The tutoring, he says, is helping him get ready for what's to come in the academic year.

“(The tutoring) has helped me get a lot done during the school year, so I won’t be surprised when I go back to school,” Aghyad said. “When I got here, I was in Grade 10, going into Grade 11, so they helped by providing classes for the subjects they knew I was going to be taking next year. They prepared us and gave us an idea of what was going to happen in a subject in the next year.”

That's a big help, Aghyad noted.

“It doesn’t take me much time to get an idea or an understanding of that idea. The tutors take their time to make sure I understand ideas, or chapters or sections.”

Aghyad’s tutoring also is helping him hone his grammatical and writing skills in anticipation of attending university, where it will be needed.

'They understand my situation'

Batoul's love of technology and appreciation for its many uses have turned her onto the idea of computer science, and that is a focus of her studies. The main areas that Batoul focuses on in tutoring include English, biology and math.

Batoul praised the tutors with ACALA for how understanding they are.

"They understand my situation, and that has helped me a lot,” she said.

Batoul’s quick grasp of English came from the tutoring, adding that a lot of her understanding of English has come from lessons that entail things like ordinary conversations with people, listening to the radio and browsing the Internet.

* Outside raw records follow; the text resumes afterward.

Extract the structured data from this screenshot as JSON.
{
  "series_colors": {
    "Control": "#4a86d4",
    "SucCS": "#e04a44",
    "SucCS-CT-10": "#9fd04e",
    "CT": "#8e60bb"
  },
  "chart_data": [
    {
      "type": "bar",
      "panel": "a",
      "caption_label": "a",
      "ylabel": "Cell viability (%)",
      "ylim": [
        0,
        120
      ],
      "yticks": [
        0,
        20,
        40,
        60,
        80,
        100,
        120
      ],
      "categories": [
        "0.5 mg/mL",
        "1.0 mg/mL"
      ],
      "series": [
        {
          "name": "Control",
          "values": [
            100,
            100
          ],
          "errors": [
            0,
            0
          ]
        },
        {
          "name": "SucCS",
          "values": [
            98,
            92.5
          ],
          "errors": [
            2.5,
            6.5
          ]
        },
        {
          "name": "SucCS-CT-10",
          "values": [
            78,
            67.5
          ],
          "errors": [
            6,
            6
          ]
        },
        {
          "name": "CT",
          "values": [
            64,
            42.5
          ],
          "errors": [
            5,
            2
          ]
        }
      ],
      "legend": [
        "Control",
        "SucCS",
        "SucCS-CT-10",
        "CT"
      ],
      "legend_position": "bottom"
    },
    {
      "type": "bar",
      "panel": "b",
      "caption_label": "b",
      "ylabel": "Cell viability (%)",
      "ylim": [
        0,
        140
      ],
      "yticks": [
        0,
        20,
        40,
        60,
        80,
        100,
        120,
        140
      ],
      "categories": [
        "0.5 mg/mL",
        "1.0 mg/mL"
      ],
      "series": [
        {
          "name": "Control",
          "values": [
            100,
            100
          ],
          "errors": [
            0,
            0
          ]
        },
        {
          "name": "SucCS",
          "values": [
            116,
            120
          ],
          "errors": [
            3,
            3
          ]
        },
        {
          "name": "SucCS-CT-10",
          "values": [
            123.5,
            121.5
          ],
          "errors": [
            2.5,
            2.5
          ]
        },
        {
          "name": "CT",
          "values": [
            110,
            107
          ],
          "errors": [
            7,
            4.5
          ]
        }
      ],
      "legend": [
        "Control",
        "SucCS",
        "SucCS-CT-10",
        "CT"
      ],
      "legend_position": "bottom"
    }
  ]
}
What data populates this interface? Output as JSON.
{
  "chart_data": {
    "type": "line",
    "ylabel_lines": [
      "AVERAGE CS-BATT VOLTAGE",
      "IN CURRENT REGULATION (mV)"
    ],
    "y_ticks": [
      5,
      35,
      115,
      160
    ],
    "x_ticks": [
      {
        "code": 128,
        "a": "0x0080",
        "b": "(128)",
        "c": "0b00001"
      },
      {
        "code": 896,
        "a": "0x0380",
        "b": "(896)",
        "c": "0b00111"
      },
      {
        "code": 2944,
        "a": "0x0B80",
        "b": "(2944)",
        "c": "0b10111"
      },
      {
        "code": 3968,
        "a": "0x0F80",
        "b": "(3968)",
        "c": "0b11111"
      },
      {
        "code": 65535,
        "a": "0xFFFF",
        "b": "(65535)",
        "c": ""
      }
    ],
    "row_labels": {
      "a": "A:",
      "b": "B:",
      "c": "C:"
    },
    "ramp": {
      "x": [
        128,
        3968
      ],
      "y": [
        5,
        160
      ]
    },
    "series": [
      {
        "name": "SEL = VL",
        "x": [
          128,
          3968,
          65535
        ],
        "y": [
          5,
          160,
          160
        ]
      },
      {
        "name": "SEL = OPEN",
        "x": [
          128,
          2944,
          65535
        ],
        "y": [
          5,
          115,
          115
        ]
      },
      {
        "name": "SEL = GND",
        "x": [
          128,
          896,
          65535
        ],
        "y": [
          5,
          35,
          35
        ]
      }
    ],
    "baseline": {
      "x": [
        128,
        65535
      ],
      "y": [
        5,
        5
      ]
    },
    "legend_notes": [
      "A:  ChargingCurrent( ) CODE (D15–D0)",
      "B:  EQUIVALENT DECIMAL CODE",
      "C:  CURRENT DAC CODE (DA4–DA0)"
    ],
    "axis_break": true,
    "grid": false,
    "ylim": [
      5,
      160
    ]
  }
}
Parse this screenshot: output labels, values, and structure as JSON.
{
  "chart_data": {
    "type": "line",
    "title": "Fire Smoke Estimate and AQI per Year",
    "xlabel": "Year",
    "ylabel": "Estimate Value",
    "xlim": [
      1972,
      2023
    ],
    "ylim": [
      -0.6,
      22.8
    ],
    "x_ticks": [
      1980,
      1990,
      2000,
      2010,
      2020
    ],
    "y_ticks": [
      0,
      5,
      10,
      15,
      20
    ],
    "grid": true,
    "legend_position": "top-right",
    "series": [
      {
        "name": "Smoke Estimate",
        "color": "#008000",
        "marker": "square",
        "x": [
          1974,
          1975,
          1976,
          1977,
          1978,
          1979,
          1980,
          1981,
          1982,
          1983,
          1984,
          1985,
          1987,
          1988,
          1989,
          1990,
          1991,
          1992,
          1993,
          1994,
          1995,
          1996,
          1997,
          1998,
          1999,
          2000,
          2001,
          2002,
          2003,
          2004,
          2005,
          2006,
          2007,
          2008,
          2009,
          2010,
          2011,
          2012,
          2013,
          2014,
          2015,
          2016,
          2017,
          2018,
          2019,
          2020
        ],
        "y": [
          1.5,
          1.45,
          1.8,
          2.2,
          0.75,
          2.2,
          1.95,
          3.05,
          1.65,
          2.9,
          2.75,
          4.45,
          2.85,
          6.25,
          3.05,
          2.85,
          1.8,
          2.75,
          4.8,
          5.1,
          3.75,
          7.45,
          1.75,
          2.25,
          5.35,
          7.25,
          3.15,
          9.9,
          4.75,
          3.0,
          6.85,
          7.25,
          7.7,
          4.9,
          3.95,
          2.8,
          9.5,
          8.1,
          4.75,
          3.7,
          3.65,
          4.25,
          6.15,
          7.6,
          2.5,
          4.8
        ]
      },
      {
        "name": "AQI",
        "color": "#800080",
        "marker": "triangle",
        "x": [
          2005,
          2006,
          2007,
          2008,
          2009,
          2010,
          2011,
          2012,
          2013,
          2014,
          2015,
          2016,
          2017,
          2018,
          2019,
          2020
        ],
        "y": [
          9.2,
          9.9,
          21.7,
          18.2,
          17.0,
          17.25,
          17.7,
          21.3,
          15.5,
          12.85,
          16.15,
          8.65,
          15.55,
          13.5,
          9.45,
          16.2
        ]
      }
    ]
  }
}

The tutoring Batoul does in the summer gives her a certain confidence and knowledge that she can handle the challenges of the coming school year as she prepares for Grade 12.

“They have a lot of information they use to help me at school. Lise (de Villiers) and the other teachers at ACALA are amazing. They are so helpful, and give me many useful skills for my life in school.”

When she arrived in Canada almost three years ago, she struggled with English.

“Now, I can speak with anyone here in English,” she adds.

Both Aghyad and Batoul say it can be challenging to move from one country to another.

“It takes a lot of building yourself up, giving back to the community and providing help for people who need it,” Aghyad said, “so you can have your culture with the new culture, together.”